The cooling of the earth made it shrink, and the crust began to be folded into gentle curves, as the skin of a shrunken apple becomes wrinkled on the flesh. Some of these creases merely changed the depth of water on the sea bottom; but one ridge was lifted above the water. The water parted and streamed down its sloping sides, and a granite reef, which shone in the sunshine, became the first dry land. It lay east and west, and stretched for many miles. It is still dry land and is a part of our own continent. Now it is but a small part of the country, but it is known by geologists, who can tell its boundaries, though newer land joins it on every side. It is named the Laurentian Hills, on geological maps. Its southern border reaches along the northern boundary of the Great Lakes to the head-waters of the Mississippi River.

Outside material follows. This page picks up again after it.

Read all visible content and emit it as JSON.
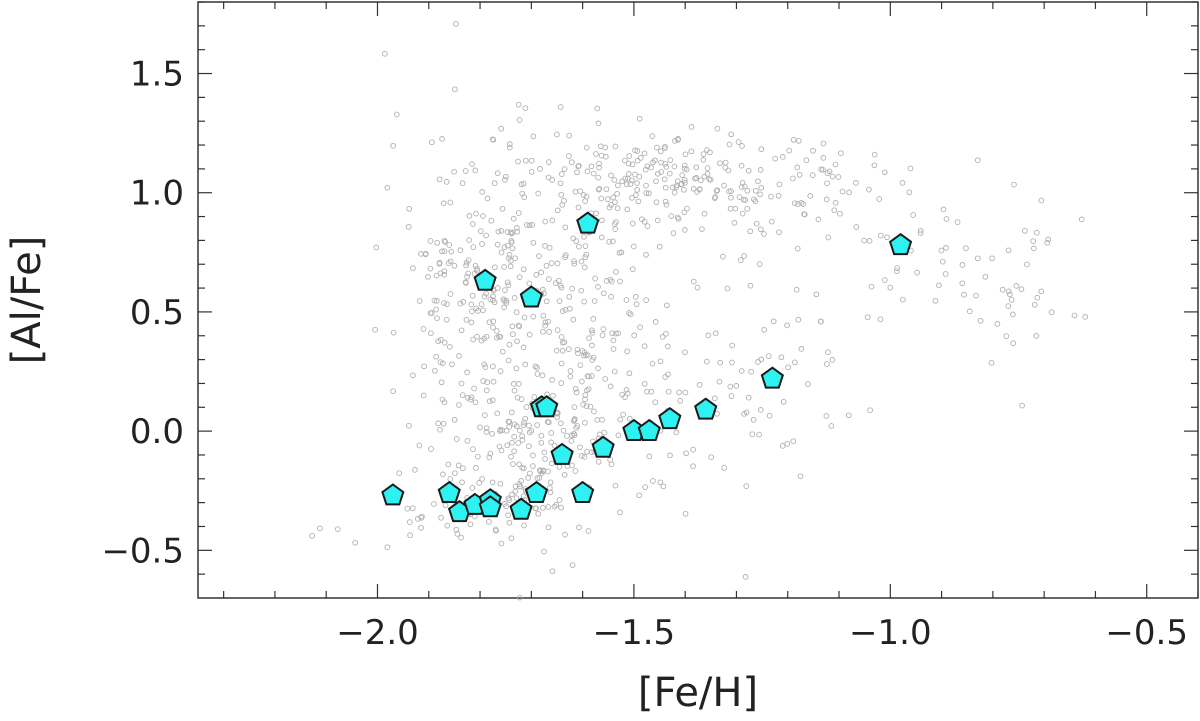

From this base, two ridges are lifted, forming a colossal V. One extends northeast to Nova Scotia; the other northwest to the Arctic seas. The V encloses Hudson Bay.

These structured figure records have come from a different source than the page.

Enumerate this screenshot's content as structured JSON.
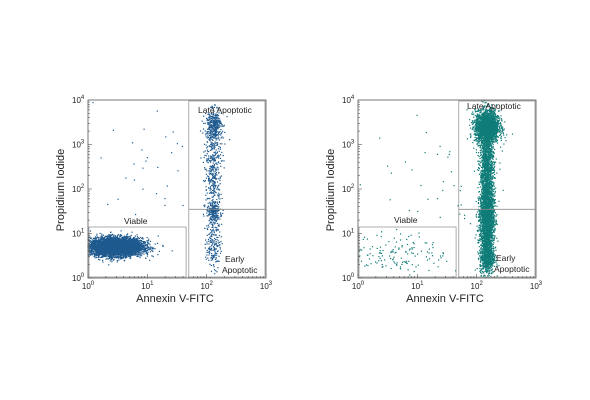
{
  "chart_data": [
    {
      "type": "scatter",
      "panel": "left",
      "xlabel": "Annexin V-FITC",
      "ylabel": "Propidium Iodide",
      "xscale": "log",
      "yscale": "log",
      "xlim": [
        1,
        1000
      ],
      "ylim": [
        1,
        10000
      ],
      "x_ticks": [
        {
          "base": "10",
          "exp": "0"
        },
        {
          "base": "10",
          "exp": "1"
        },
        {
          "base": "10",
          "exp": "2"
        },
        {
          "base": "10",
          "exp": "3"
        }
      ],
      "y_ticks": [
        {
          "base": "10",
          "exp": "0"
        },
        {
          "base": "10",
          "exp": "1"
        },
        {
          "base": "10",
          "exp": "2"
        },
        {
          "base": "10",
          "exp": "3"
        },
        {
          "base": "10",
          "exp": "4"
        }
      ],
      "point_color": "#1f5a8f",
      "grid": false,
      "quadrant_gates": {
        "viable": {
          "label": "Viable",
          "x": [
            1,
            45
          ],
          "y": [
            1,
            14
          ]
        },
        "early_apoptotic": {
          "label": [
            "Early",
            "Apoptotic"
          ],
          "x": [
            50,
            1000
          ],
          "y": [
            1,
            35
          ]
        },
        "late_apoptotic": {
          "label": "Late Apoptotic",
          "x": [
            50,
            1000
          ],
          "y": [
            35,
            10000
          ]
        }
      },
      "populations": [
        {
          "center": [
            3.0,
            5.0
          ],
          "spread": [
            0.22,
            0.1
          ],
          "count": 5200
        },
        {
          "center": [
            130,
            2800
          ],
          "spread": [
            0.07,
            0.15
          ],
          "count": 300
        },
        {
          "center": [
            130,
            300
          ],
          "spread": [
            0.07,
            0.6
          ],
          "count": 420
        },
        {
          "center": [
            130,
            30
          ],
          "spread": [
            0.06,
            0.12
          ],
          "count": 200
        },
        {
          "center": [
            130,
            6
          ],
          "spread": [
            0.06,
            0.3
          ],
          "count": 180
        },
        {
          "center": [
            15,
            500
          ],
          "spread": [
            0.7,
            0.8
          ],
          "count": 45
        }
      ]
    },
    {
      "type": "scatter",
      "panel": "right",
      "xlabel": "Annexin V-FITC",
      "ylabel": "Propidium Iodide",
      "xscale": "log",
      "yscale": "log",
      "xlim": [
        1,
        1000
      ],
      "ylim": [
        1,
        10000
      ],
      "x_ticks": [
        {
          "base": "10",
          "exp": "0"
        },
        {
          "base": "10",
          "exp": "1"
        },
        {
          "base": "10",
          "exp": "2"
        },
        {
          "base": "10",
          "exp": "3"
        }
      ],
      "y_ticks": [
        {
          "base": "10",
          "exp": "0"
        },
        {
          "base": "10",
          "exp": "1"
        },
        {
          "base": "10",
          "exp": "2"
        },
        {
          "base": "10",
          "exp": "3"
        },
        {
          "base": "10",
          "exp": "4"
        }
      ],
      "point_color": "#0f7c78",
      "grid": false,
      "quadrant_gates": {
        "viable": {
          "label": "Viable",
          "x": [
            1,
            45
          ],
          "y": [
            1,
            14
          ]
        },
        "early_apoptotic": {
          "label": [
            "Early",
            "Apoptotic"
          ],
          "x": [
            50,
            1000
          ],
          "y": [
            1,
            35
          ]
        },
        "late_apoptotic": {
          "label": "Late Apoptotic",
          "x": [
            50,
            1000
          ],
          "y": [
            35,
            10000
          ]
        }
      },
      "populations": [
        {
          "center": [
            5.0,
            3.5
          ],
          "spread": [
            0.4,
            0.22
          ],
          "count": 140
        },
        {
          "center": [
            150,
            2500
          ],
          "spread": [
            0.1,
            0.18
          ],
          "count": 2200
        },
        {
          "center": [
            150,
            250
          ],
          "spread": [
            0.06,
            0.55
          ],
          "count": 1500
        },
        {
          "center": [
            150,
            20
          ],
          "spread": [
            0.06,
            0.35
          ],
          "count": 1800
        },
        {
          "center": [
            150,
            3
          ],
          "spread": [
            0.06,
            0.2
          ],
          "count": 700
        },
        {
          "center": [
            25,
            150
          ],
          "spread": [
            0.6,
            0.7
          ],
          "count": 40
        }
      ]
    }
  ]
}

Besides this first elongated island of bare rocks, land appeared in a strip where now the Blue Ridge Mountains stretch from New England to Georgia. The other side of the continent lifted up two folds of the crust above sea level. They are the main ridges of the Colorado and the Wasatch Mountains. Possibly the main ridge of the Sierra Nevada rose also at this time. The Ozark group of mountains, too, showed as a few island peaks above the sea.

These first rocks were rapidly eaten away, for the atmosphere was not like ours, but heavily charged with destructive gases, which did more, we believe, to disintegrate the exposed rock surfaces than did the two other forces, wind and water, combined. The sediment washed down to the sea by rains, accumulated along the shores, filling the shallows and thus adding to the width of the land areas. The ancient granite ridge of the Laurentian Hills is now low, and slopes gently. This is true of all very old mountains. The newer ones are high and steep. It takes time to grind down the peaks and carry off the waste material loosened by erosion.

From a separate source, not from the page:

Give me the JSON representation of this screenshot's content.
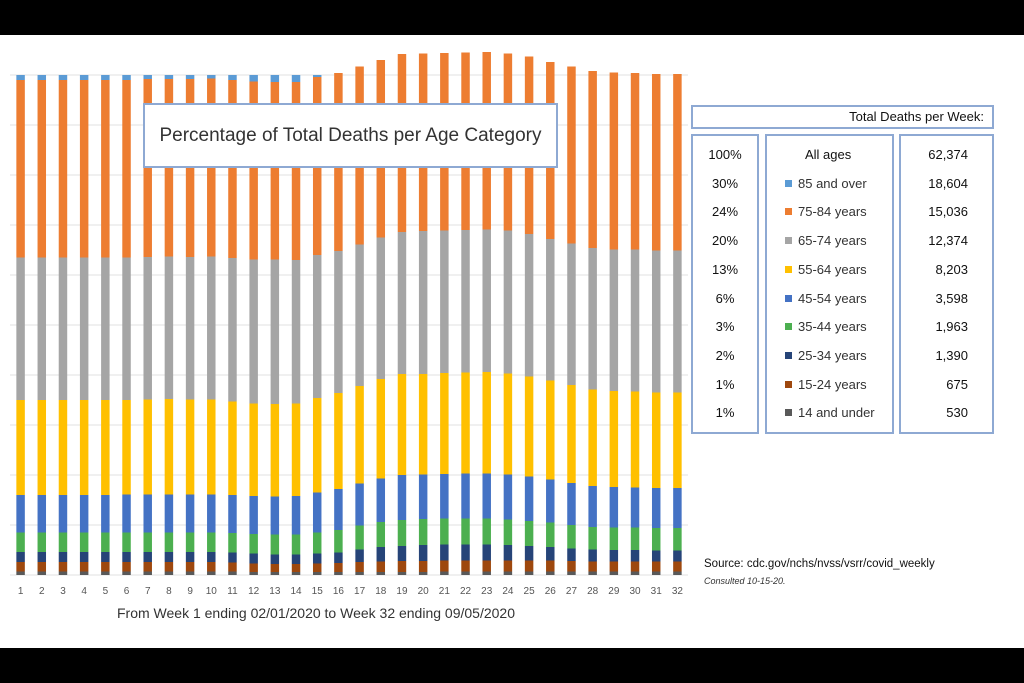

Far more material than could have been washed down the slopes of the first land ridges came directly from the interior of the earth, and spread out in vast, submarine layers upon the early crust. Volcanic craters opened under water, and poured out liquid mineral matter, that flowed over the sea bottom before it cooled. Imagine the commotion that agitated the water as these submerged chimneys blew off their lids, and discharged their fiery contents! It was long before the sea was cool enough to be the home of living things.

The layers of rock that formed under the sea during this period of the earth's history are of enormous thickness. They were four or five miles deep along the Laurentian Hills. They broadened the original granite ridge by filling the sea bottom along the shores. The backbones of the Appalachian system and the Cordilleras were built up in the same way—the oldest rocks were worn away, and their dÉbris built up newer ones in strata.

When these layers of rock became dry land, the earth's crust was much more stable and cool than it had ever been before. The vast rock-building of that era equals all that has been done since. The layers of rocks formed since then do not equal the total thickness of these first strata. So we believe that the time required to build those ArchÆan rock foundations equals or surpasses the vast period that has elapsed since the ArchÆan strata were formed.

The northern part of North America has grown around those old granite ridges by the gradual rising of the shores. The geologist may walk along the Laurentian Hills, that parted the waters into a northern and a southern ocean. He crosses the rocky beds deposited upon the granite; then the successive beds formed as the land rose and the ocean receded. Age after age is recorded in the rocks. Gradually the sea is crowded back, and the land masses, east, west, and north, meet to form the continent. Nowhere on the earth are the steps of continental growth shown in unbroken sequence as they are in North America.

How long ago did those first islands appear above the sea? Nobody ventures a definite answer to this question. No one has the means of knowing. But those who know most about it estimate that at the least one hundred million years have passed since then—one hundred thousand thousand years!